Oxidative stress refers to an imbalance of free radicals throughout the body. When it comes to the brain, the effects of oxidative stress may lead to neurodegenerative conditions like Alzheimer’s disease and Parkinson’s disease.

3.   Reduce Oxidative Stress and Inflammation

Oxidative stress can damage cells, proteins, and DNA contributing to the ageing process. Both inflammation and oxidative stress are key drivers for many common diseases. Intermittent fasting may increase the body’s resistance to oxidative stress and help fight inflammation.

4.   Benefit Heart Health

Heart disease is the world’s biggest killer. Intermittent fasting has been found to improve several markers of heart disease like blood pressure, total cholesterol, blood sugar levels, and inflammation. Healthy blood pressure levels are essential for a happy heart.

5.   Reduce Insulin Resistance

Insulin resistance means that your body can’t respond to insulin properly. Over time, this results in high blood sugar levels, setting you up for type 2 diabetes and heart disease.

Intermittent fasting may help to reduce insulin resistance and stabilize blood sugar levels. The idea is that by restricting calories through fasting, it encourages sugar insulin levels to fall. Anything that can help to reduce insulin resistance should lower blood sugar levels. This helps to protect against type 2 diabetes in the future.

3 Intermittent Fasting Schedules Explained

There are a ton of different intermittent fasting schedules you can follow. So, you can experiment with what works for you. Intermittent fasting isn’t a miracle solution to perfect health and weight loss. But, what it can do is form a part of a healthy lifestyle with regular exercise and a well-balanced diet.

1.   The 16/8 Method

The 16/8 method of intermittent fasting involves fasting for 16 hours and restricting your eating window to eight hours. You might eat between midday and 8 PM. You would skip breakfast and stop eating after dinner.

One study found that people who only ate during a six-hour eating window felt less hungry. In comparison to a normal eating schedule, the fasting group experienced a decrease in appetite.

2.   The 5/2 Diet

With the 5/2 method, you would typically eat for five days of the week then fast for two. During the fasting days, you cut your calorie intake down to 20%. For women, that’s about 500 calories and for men, 600.

3.   Alternate-Day Fasting

As the name suggests, you alternate fasting days. So, you fast every other day. There are different versions of this type of intermittent fasting. Some versions allow 500 calories on the fasting days.

Is Intermittent Fasting Right For You?

As with any major lifestyle changes, we highly recommend you consult with your healthcare practitioner before attempting a fast. Intermittent fasting can work for a lot of people.
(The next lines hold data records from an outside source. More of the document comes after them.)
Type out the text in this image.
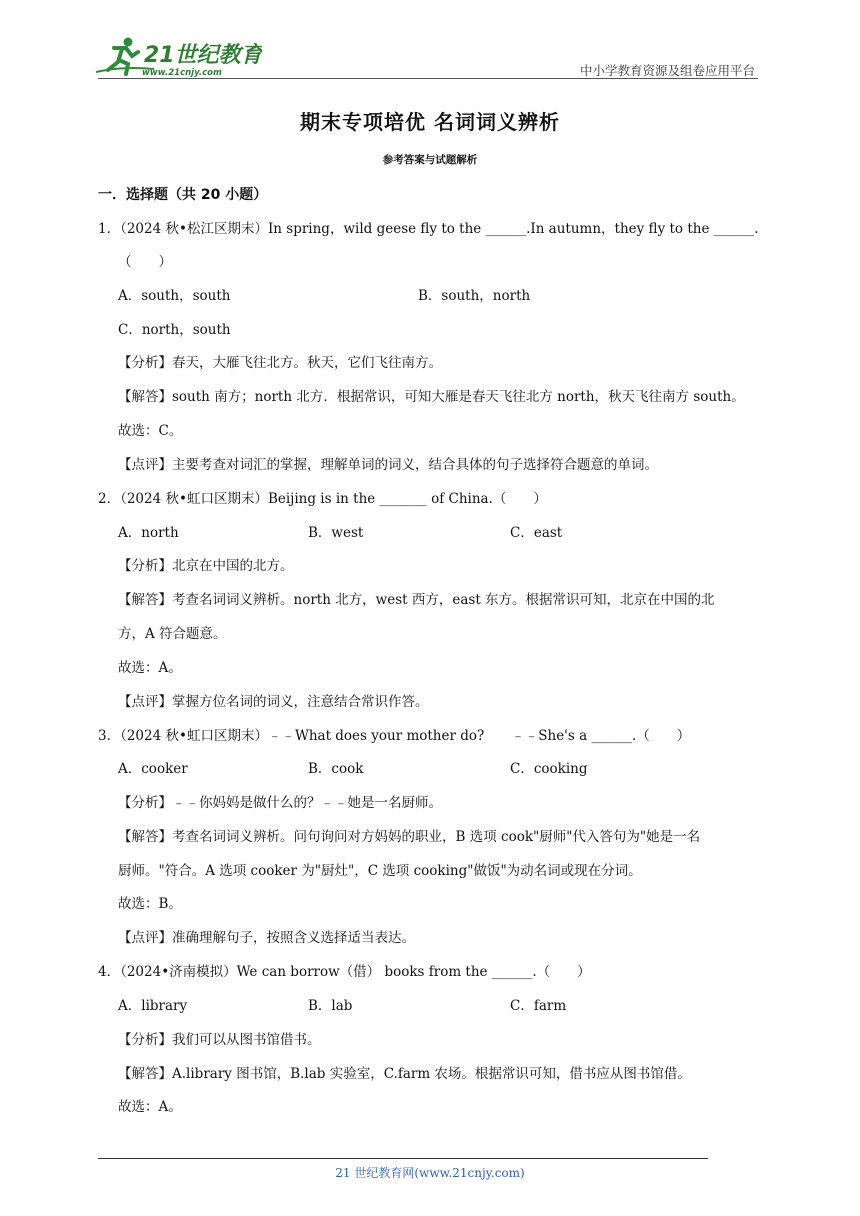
21世纪教育
www.21cnjy.com	中小学教育资源及组卷应用平台
期末专项培优 名词词义辨析
参考答案与试题解析
一．选择题（共 20 小题）
1．（2024 秋•松江区期末）In spring，wild geese fly to the ______.In autumn，they fly to the ______.
（　　）
A．south，south	B．south，north
C．north，south
【分析】春天，大雁飞往北方。秋天，它们飞往南方。
【解答】south 南方；north 北方．根据常识，可知大雁是春天飞往北方 north，秋天飞往南方 south。
故选：C。
【点评】主要考查对词汇的掌握，理解单词的词义，结合具体的句子选择符合题意的单词。
2．（2024 秋•虹口区期末）Beijing is in the _______ of China.（　　）
A．north	B．west	C．east
【分析】北京在中国的北方。
【解答】考查名词词义辨析。north 北方，west 西方，east 东方。根据常识可知，北京在中国的北
方，A 符合题意。
故选：A。
【点评】掌握方位名词的词义，注意结合常识作答。
3．（2024 秋•虹口区期末）﹣﹣What does your mother do?　　﹣﹣She's a ______.（　　）
A．cooker	B．cook	C．cooking
【分析】﹣﹣你妈妈是做什么的？﹣﹣她是一名厨师。
【解答】考查名词词义辨析。问句询问对方妈妈的职业，B 选项 cook"厨师"代入答句为"她是一名
厨师。"符合。A 选项 cooker 为"厨灶"，C 选项 cooking"做饭"为动名词或现在分词。
故选：B。
【点评】准确理解句子，按照含义选择适当表达。
4．（2024•济南模拟）We can borrow（借） books from the ______.（　　）
A．library	B．lab	C．farm
【分析】我们可以从图书馆借书。
【解答】A.library 图书馆，B.lab 实验室，C.farm 农场。根据常识可知，借书应从图书馆借。
故选：A。
21 世纪教育网(www.21cnjy.com)
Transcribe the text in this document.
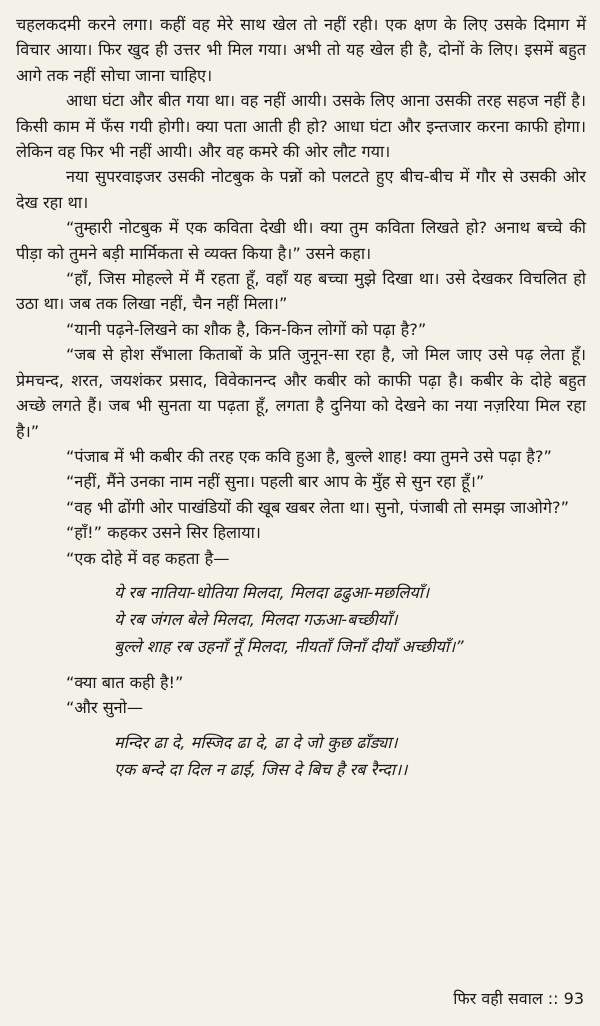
चहलकदमी करने लगा। कहीं वह मेरे साथ खेल तो नहीं रही। एक क्षण के लिए उसके दिमाग में विचार आया। फिर खुद ही उत्तर भी मिल गया। अभी तो यह खेल ही है, दोनों के लिए। इसमें बहुत आगे तक नहीं सोचा जाना चाहिए।

आधा घंटा और बीत गया था। वह नहीं आयी। उसके लिए आना उसकी तरह सहज नहीं है। किसी काम में फँस गयी होगी। क्या पता आती ही हो? आधा घंटा और इन्तजार करना काफी होगा। लेकिन वह फिर भी नहीं आयी। और वह कमरे की ओर लौट गया।

नया सुपरवाइजर उसकी नोटबुक के पन्नों को पलटते हुए बीच-बीच में गौर से उसकी ओर देख रहा था।

“तुम्हारी नोटबुक में एक कविता देखी थी। क्या तुम कविता लिखते हो? अनाथ बच्चे की पीड़ा को तुमने बड़ी मार्मिकता से व्यक्त किया है।” उसने कहा।

“हाँ, जिस मोहल्ले में मैं रहता हूँ, वहाँ यह बच्चा मुझे दिखा था। उसे देखकर विचलित हो उठा था। जब तक लिखा नहीं, चैन नहीं मिला।”

“यानी पढ़ने-लिखने का शौक है, किन-किन लोगों को पढ़ा है?”

“जब से होश सँभाला किताबों के प्रति जुनून-सा रहा है, जो मिल जाए उसे पढ़ लेता हूँ। प्रेमचन्द, शरत, जयशंकर प्रसाद, विवेकानन्द और कबीर को काफी पढ़ा है। कबीर के दोहे बहुत अच्छे लगते हैं। जब भी सुनता या पढ़ता हूँ, लगता है दुनिया को देखने का नया नज़रिया मिल रहा है।”

“पंजाब में भी कबीर की तरह एक कवि हुआ है, बुल्ले शाह! क्या तुमने उसे पढ़ा है?”

“नहीं, मैंने उनका नाम नहीं सुना। पहली बार आप के मुँह से सुन रहा हूँ।”

“वह भी ढोंगी ओर पाखंडियों की खूब खबर लेता था। सुनो, पंजाबी तो समझ जाओगे?”

“हाँ!” कहकर उसने सिर हिलाया।

“एक दोहे में वह कहता है—

ये रब नातिया-धोतिया मिलदा, मिलदा ढढुआ-मछलियाँ।

ये रब जंगल बेले मिलदा, मिलदा गऊआ-बच्छीयाँ।

बुल्ले शाह रब उहनाँ नूँ मिलदा, नीयताँ जिनाँ दीयाँ अच्छीयाँ।”

“क्या बात कही है!”

“और सुनो—

मन्दिर ढा दे, मस्जिद ढा दे, ढा दे जो कुछ ढाँड्या।

एक बन्दे दा दिल न ढाई, जिस दे बिच है रब रैन्दा।।

फिर वही सवाल :: 93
There’s a lot of different fasting schedules to choose from and it can be very flexible. But, there is no one-size-fits-all approach to nutrition, and the same applies to intermittent fasting.

This eating style is not for everyone. For some people, intermittent fasting can feel very strict and hard to commit to. This can be the case if you love to snack and feel super hangry when you don’t. It’s also not a great idea to use intermittent fasting for anyone underweight, struggling to gain weight or with a history of disordered eating.

If you have higher calorie needs like with pregnancy or breastfeeding, then it’s best to stick to your regular eating pattern. Other individuals who should be careful are people with diabetes or heart conditions.

For some people, intermittent fasting is a complete game-changer. It can be the key to successful weight loss and feeling better overall. Intermittent fasting can result in a serious boost of energy and mental clarity. No matter what pattern of eating you choose, always listen to your body and be kind.